Social Media Tackles Offensiveness, One ‘Spear-Chucking Indian’ Down
Four years ago, Daron Musick (Chickamauga Cherokee) reported to his Telephone Company Century Link (Previously Embarq) that an employee had drawn a “spear-chucking Indian” on his Utility box outside of his home. Though Musick had complained for years, Century Link finally corrected the error after social media erupted with criticism against the drawing.
On January 26 when Musick posted a picture of his Utility box with the Indian drawing in the Native American Google+ Community – people immediately responded and shared the image on other social media networks.
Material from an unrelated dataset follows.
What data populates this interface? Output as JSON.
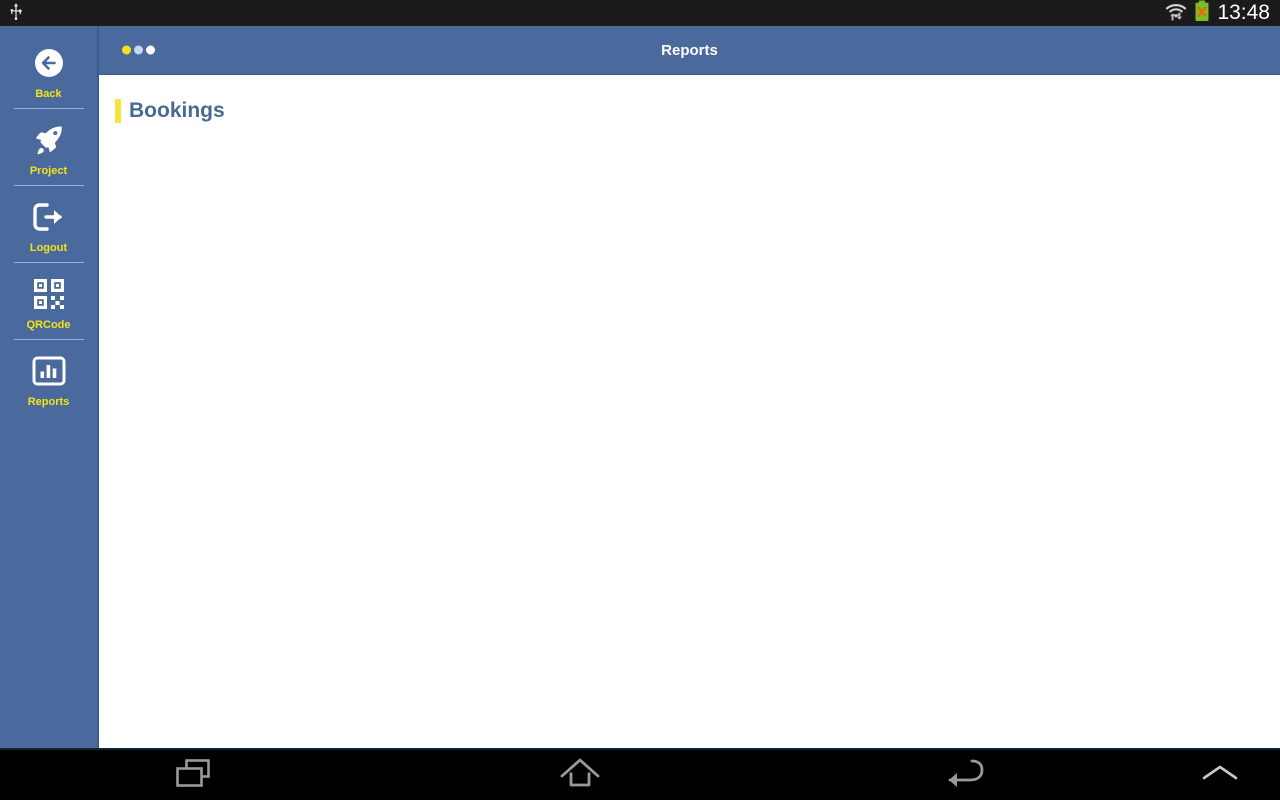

In his post Musick stated, “This is something that one of the phone company employee’s put on my phone box years ago. When I asked them to fix it, they said they liked their Indians,” Musick says the employee inferred the company liked revenue from Indians, while Musick himself said he found it downright offensive.
Social Media aficionado’s in Indian country responded immediately about the offensiveness of the drawing and asked Century Link to respond to the issue which had gone unanswered for several years.
@JingleDance2 on Twitter called out @CenturyLinkHelp by stating – “So Disrespectful of #Native People, Fix this problem NOW no excuses and fire that worker! She also wrote “…cannot and won’t tolerate this!”
After several tweets, posts and shares on several social media platforms, Steph Lake, the Supervisor of the Century Link Social Media Customer Service team responded to Musick.
In her Google+ post to Musick, Lake stated to Musick, One of Century Links strengths is the diversity of our people, and we are committed to fostering a diverse and inclusive culture, wrote Lake. She continued with, “…we will of course remove the drawing if it is a CenturyLink box as the drawing certainly isn't consistent with our company values.”
Musick responded “When the box was installed, it was in Embarc’s (sic) hands. Then your company took over and about two years into my account I needed someone to come out and repair my box. To my surprise was the same man that installed it and had drawn on it to begin with. I told him it offended me and I wanted it replaced.”
By Tuesday Afternoon, the box was replaced.
In an email to ICTMN, Lake wrote a response to the matter.
“As a company who values diversity, we appreciate being made aware of offensive graffiti that had been drawn on one of our cross boxes. We removed the drawing as soon as we learned of its presence.”
After the replacement, Musick posted in Google+ “The phone box has been replaced. Wado to everyone. Thanks for making it happen Vincent and Steph, my new oginalii.”